È il 17 settembre 2017 quando alla porta della donna suona una coppia di uomini. “Mi hanno detto che venivano per installare dispositivi di sicurezza domestica per il gas”, racconta. È titubante, perché la sua stufa è esclusivamente elettrica, ma a vederli ben vestiti “facevo affidamento che fossero persone accettabili”. Però, una volta dentro, “subito mi sono accorta che potesse essere una truffa”. Peraltro, nella piccola stanza “c’era la mia borsa, dove avevo parecchi soldi, appena ritirati per diverse spese, come il riscaldamento”.
La donna in quel momento si spaventa, teme che possano farle del male: “uno dei due si è messo al telefono, in una lingua che io non conoscevo, e ho pensato che qualcuno li aspettasse”. Senza capire più molto, chiede quanto costa il rilevatore (“una rotella come dei giocattoli, ho pensato che costasse poco”) e, a fronte di una richiesta di 299 euro, obietta “e se non avessi modo di pagare?”, riferendo di aver ottenuto in risposta “è obbligatorio pagare”.
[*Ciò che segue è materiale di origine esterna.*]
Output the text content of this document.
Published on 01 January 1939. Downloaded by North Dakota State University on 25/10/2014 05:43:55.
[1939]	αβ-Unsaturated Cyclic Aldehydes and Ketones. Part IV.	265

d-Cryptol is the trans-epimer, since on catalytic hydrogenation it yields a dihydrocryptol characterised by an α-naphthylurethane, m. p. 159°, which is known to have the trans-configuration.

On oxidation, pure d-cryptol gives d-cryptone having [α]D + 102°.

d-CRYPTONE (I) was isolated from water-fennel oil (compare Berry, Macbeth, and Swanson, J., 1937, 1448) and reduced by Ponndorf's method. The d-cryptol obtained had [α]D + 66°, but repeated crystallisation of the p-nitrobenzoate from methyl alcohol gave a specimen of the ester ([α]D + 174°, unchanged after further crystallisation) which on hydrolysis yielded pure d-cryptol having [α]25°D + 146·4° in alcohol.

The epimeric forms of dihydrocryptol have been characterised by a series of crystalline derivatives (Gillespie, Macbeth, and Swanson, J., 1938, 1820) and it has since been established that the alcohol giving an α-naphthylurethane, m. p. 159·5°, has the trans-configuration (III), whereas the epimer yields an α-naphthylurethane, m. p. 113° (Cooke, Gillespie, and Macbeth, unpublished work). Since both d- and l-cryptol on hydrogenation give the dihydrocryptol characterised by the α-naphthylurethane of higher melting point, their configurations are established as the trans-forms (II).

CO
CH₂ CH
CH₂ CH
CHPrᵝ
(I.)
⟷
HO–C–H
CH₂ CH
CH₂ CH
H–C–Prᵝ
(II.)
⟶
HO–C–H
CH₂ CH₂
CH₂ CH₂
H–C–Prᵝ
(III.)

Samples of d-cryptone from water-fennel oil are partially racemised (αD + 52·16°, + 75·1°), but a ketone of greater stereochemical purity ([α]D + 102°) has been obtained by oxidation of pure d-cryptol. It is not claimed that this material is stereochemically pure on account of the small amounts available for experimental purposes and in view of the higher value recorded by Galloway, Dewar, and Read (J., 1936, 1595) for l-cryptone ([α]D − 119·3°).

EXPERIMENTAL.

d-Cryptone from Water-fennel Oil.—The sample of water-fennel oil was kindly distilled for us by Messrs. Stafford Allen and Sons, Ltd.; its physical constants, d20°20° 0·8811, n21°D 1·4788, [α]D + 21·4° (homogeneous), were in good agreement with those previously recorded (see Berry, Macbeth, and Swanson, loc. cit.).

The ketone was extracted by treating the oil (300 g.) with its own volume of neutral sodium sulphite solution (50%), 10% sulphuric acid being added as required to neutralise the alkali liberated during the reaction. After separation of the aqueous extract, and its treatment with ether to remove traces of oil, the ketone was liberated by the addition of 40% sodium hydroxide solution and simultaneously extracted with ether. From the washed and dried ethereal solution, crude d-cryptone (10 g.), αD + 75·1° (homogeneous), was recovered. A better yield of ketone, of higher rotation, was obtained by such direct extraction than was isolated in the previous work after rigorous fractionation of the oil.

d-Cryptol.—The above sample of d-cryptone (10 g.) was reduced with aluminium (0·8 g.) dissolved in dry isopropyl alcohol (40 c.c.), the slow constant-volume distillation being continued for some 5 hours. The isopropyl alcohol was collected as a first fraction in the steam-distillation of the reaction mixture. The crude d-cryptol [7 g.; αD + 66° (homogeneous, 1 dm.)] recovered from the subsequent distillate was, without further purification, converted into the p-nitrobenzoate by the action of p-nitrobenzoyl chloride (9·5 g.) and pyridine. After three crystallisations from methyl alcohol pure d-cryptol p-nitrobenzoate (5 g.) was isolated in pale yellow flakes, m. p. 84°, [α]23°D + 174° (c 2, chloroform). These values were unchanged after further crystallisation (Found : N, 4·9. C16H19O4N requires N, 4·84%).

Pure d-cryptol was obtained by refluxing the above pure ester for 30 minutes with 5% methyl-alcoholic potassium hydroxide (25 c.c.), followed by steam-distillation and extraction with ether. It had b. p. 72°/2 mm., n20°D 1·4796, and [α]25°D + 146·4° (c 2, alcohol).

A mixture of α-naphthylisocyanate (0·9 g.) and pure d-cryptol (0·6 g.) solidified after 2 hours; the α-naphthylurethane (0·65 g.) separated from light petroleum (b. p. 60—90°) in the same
“Gli ho dato sei banconote da 50 euro. L’essenziale era togliermeli di casa”, prosegue. “Non mi hanno nemmeno proposto il resto e avevano fatto una specie di fattura”. In quel frangente, prima di andar via, uno dei due fruga nella borsa, avendo forse intuito la disponibilità di altro contante, ma non riesce a prenderlo. La donna, pochi secondi dopo, racconta tutto a una vicina e viene chiamata la Polizia.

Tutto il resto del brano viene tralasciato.